Jesień już w pełni.
Ciepłe chociaż krótkie dni są jak najbardziej sprzyjające do jazdy rowerem.
Już drugi raz w przeciągu dwu miesięcy wybraliśmy się na Białoruś, na zaproszenie klubu turystyki rowerowej KOLA BOK z Brześcia.

Okolice "Oziera Biełogo" są bardzo urokliwe podobnie jak w Polsce . Woda, sosnowy las dookoła, słoneczna pogoda, mili i otwarci ludzie. Czegóż więcej trzeba aby odpocząc i delektowac się pięknem natury?
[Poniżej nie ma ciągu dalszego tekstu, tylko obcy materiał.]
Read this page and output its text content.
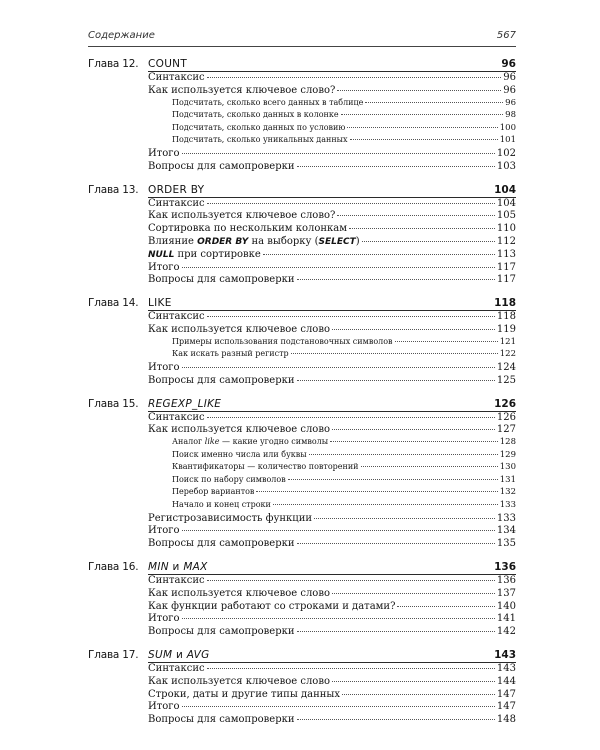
Содержание	567
Глава 12. COUNT	96
Синтаксис	96
Как используется ключевое слово?	96
Подсчитать, сколько всего данных в таблице	96
Подсчитать, сколько данных в колонке	98
Подсчитать, сколько данных по условию	100
Подсчитать, сколько уникальных данных	101
Итого	102
Вопросы для самопроверки	103
Глава 13. ORDER BY	104
Синтаксис	104
Как используется ключевое слово?	105
Сортировка по нескольким колонкам	110
Влияние ORDER BY на выборку (SELECT)	112
NULL при сортировке	113
Итого	117
Вопросы для самопроверки	117
Глава 14. LIKE	118
Синтаксис	118
Как используется ключевое слово	119
Примеры использования подстановочных символов	121
Как искать разный регистр	122
Итого	124
Вопросы для самопроверки	125
Глава 15. REGEXP_LIKE	126
Синтаксис	126
Как используется ключевое слово	127
Аналог like — какие угодно символы	128
Поиск именно числа или буквы	129
Квантификаторы — количество повторений	130
Поиск по набору символов	131
Перебор вариантов	132
Начало и конец строки	133
Регистрозависимость функции	133
Итого	134
Вопросы для самопроверки	135
Глава 16. MIN и MAX	136
Синтаксис	136
Как используется ключевое слово	137
Как функции работают со строками и датами?	140
Итого	141
Вопросы для самопроверки	142
Глава 17. SUM и AVG	143
Синтаксис	143
Как используется ключевое слово	144
Строки, даты и другие типы данных	147
Итого	147
Вопросы для самопроверки	148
Chyba tylko spokoju wewnętrznego, który można osiągnąc własnie w takiej sprzyjającej atmosferze.
Gościnnośc gospodarzy, bardzo dobre warunki pobytu, (miedzy innymi nowoczesna "bania" z hydro masażem), tańce, wymiana uprzejmości, dyskusje na różne tematy i wspólne plany na przyszłośc a na zakończenie wieczorna jazda po Brześciu dopełniają w skrócie opis 2 dniowego pobytu.

Spędziliśmy bardzo przyjemnie czas przejeżdżając około 120km po ziemi białoruskiej poznając ludzi i jesienny teren wokoło "Oziera Biełogo".

Każdy wolny czas warto wykorzystac na kontakt z naturą szczególnie przy pięknej pogodzie bez względu na to czy w pobliżu domu czy jadąc tak jak my na Białoruś.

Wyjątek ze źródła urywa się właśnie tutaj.